Our results are more similar to a quantitative study of CD68+ and CD163+ cells in rat liver tissue by Santos et al, in which the authors found more CD68+ cells than CD163+ cells. ¹⁶ The authors of this study considered all CD163+ cells to be CD68+, whereas 16% of CD68+ cells were immunonegative for CD163. ¹⁶ Considering that in humans CD68 is expressed by both M1 and M2 macrophages and CD163 is expressed predominantly by M2 macrophages, ⁷ it is tempting to interpret the current immunolabeling results as representing varying populations of M1 and M2 macrophages in rat mammary glands and mammary tumors. However, in rats, there is no conclusive evidence of a correlation of M1 and M2 macrophages and the expression of CD68 and CD163. Alternatively, because CD68 can also be expressed in leukocytes other than macrophages, it is possible that some CD68+ CD163– nonhistiocytic leukocytes were present among the inflammatory infiltrate of mammary gland tissues in our study. It is undetermined why there was a relatively high number of CD163+ macrophages in normal mammary glandular tissue. In the absence of inflammation, they are most likely resident or tissue-fixed macrophages. ²² Another possible explanation is that resident macrophages were diminished in neoplastic lesions, in which case malignant lesions could have had similar numbers as normal glands due to possible compensation of lost resident macrophages by tumor-associated macrophages and inflammatory cells.

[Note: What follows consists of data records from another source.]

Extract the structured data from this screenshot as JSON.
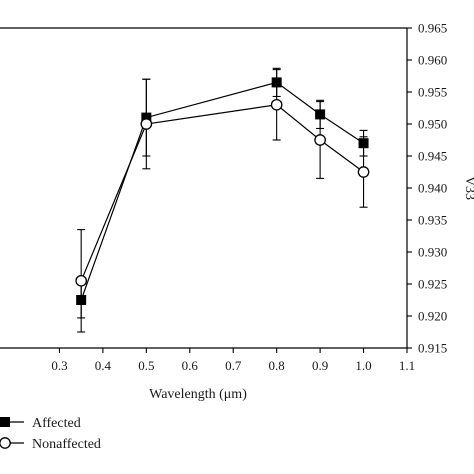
{
  "chart_data": {
    "type": "line",
    "title": "",
    "xlabel": "Wavelength (μm)",
    "ylabel": "V33",
    "xlim": [
      0.2,
      1.1
    ],
    "ylim": [
      0.915,
      0.965
    ],
    "x_ticks": [
      0.3,
      0.4,
      0.5,
      0.6,
      0.7,
      0.8,
      0.9,
      1.0,
      1.1
    ],
    "x_tick_labels": [
      "0.3",
      "0.4",
      "0.5",
      "0.6",
      "0.7",
      "0.8",
      "0.9",
      "1.0",
      "1.1"
    ],
    "y_ticks": [
      0.915,
      0.92,
      0.925,
      0.93,
      0.935,
      0.94,
      0.945,
      0.95,
      0.955,
      0.96,
      0.965
    ],
    "y_tick_labels": [
      "0.915",
      "0.920",
      "0.925",
      "0.930",
      "0.935",
      "0.940",
      "0.945",
      "0.950",
      "0.955",
      "0.960",
      "0.965"
    ],
    "grid": false,
    "legend_position": "bottom-left",
    "series": [
      {
        "name": "Affected",
        "marker": "filled-square",
        "color": "#000000",
        "points": [
          {
            "x": 0.35,
            "y": 0.9225,
            "err": 0.0028
          },
          {
            "x": 0.5,
            "y": 0.951,
            "err": 0.006
          },
          {
            "x": 0.8,
            "y": 0.9565,
            "err": 0.0022
          },
          {
            "x": 0.9,
            "y": 0.9515,
            "err": 0.0022
          },
          {
            "x": 1.0,
            "y": 0.947,
            "err": 0.002
          }
        ]
      },
      {
        "name": "Nonaffected",
        "marker": "open-circle",
        "color": "#000000",
        "points": [
          {
            "x": 0.35,
            "y": 0.9255,
            "err": 0.008
          },
          {
            "x": 0.5,
            "y": 0.95,
            "err": 0.007
          },
          {
            "x": 0.8,
            "y": 0.953,
            "err": 0.0055
          },
          {
            "x": 0.9,
            "y": 0.9475,
            "err": 0.006
          },
          {
            "x": 1.0,
            "y": 0.9425,
            "err": 0.0055
          }
        ]
      }
    ]
  }
}
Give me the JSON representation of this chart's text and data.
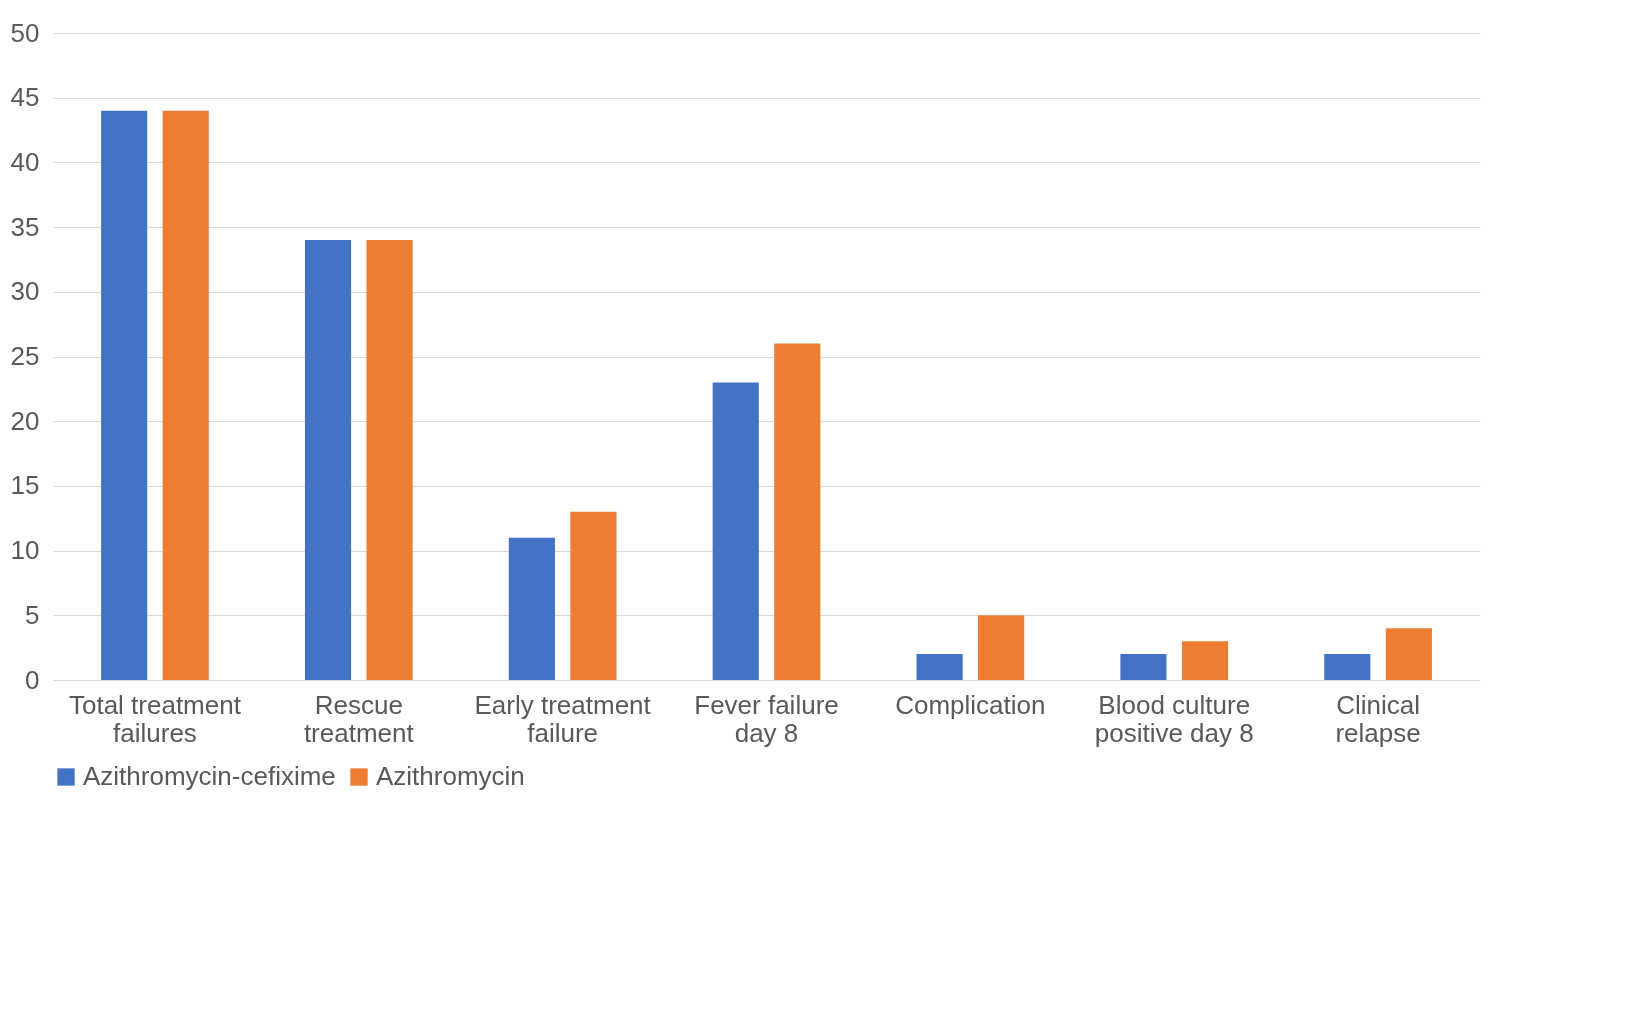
{
  "chart_data": {
    "type": "bar",
    "categories": [
      "Total treatment failures",
      "Rescue treatment",
      "Early treatment failure",
      "Fever failure day 8",
      "Complication",
      "Blood culture positive day 8",
      "Clinical relapse"
    ],
    "series": [
      {
        "name": "Azithromycin-cefixime",
        "color": "#4472c4",
        "values": [
          44,
          34,
          11,
          23,
          2,
          2,
          2
        ]
      },
      {
        "name": "Azithromycin",
        "color": "#ed7d31",
        "values": [
          44,
          34,
          13,
          26,
          5,
          3,
          4
        ]
      }
    ],
    "ylim": [
      0,
      50
    ],
    "yticks": [
      0,
      5,
      10,
      15,
      20,
      25,
      30,
      35,
      40,
      45,
      50
    ],
    "grid": "y",
    "legend": "bottom"
  }
}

In summary, in this immunohistochemical study, increased numbers of CD68+ cells were present in DMBA-induced rat mammary carcinomas compared to benign rat mammary proliferative lesions and normal rat mammary glands. More CD163+ cells were also present in rat mammary carcinomas than in benign mammary proliferative lesions. The difference in percentages of tissue CD68 and CD163 immunolabeling indicates that rat mammary carcinomas are associated with increased infiltration of CD68+ cells and CD163+ cells compared to benign proliferative lesions.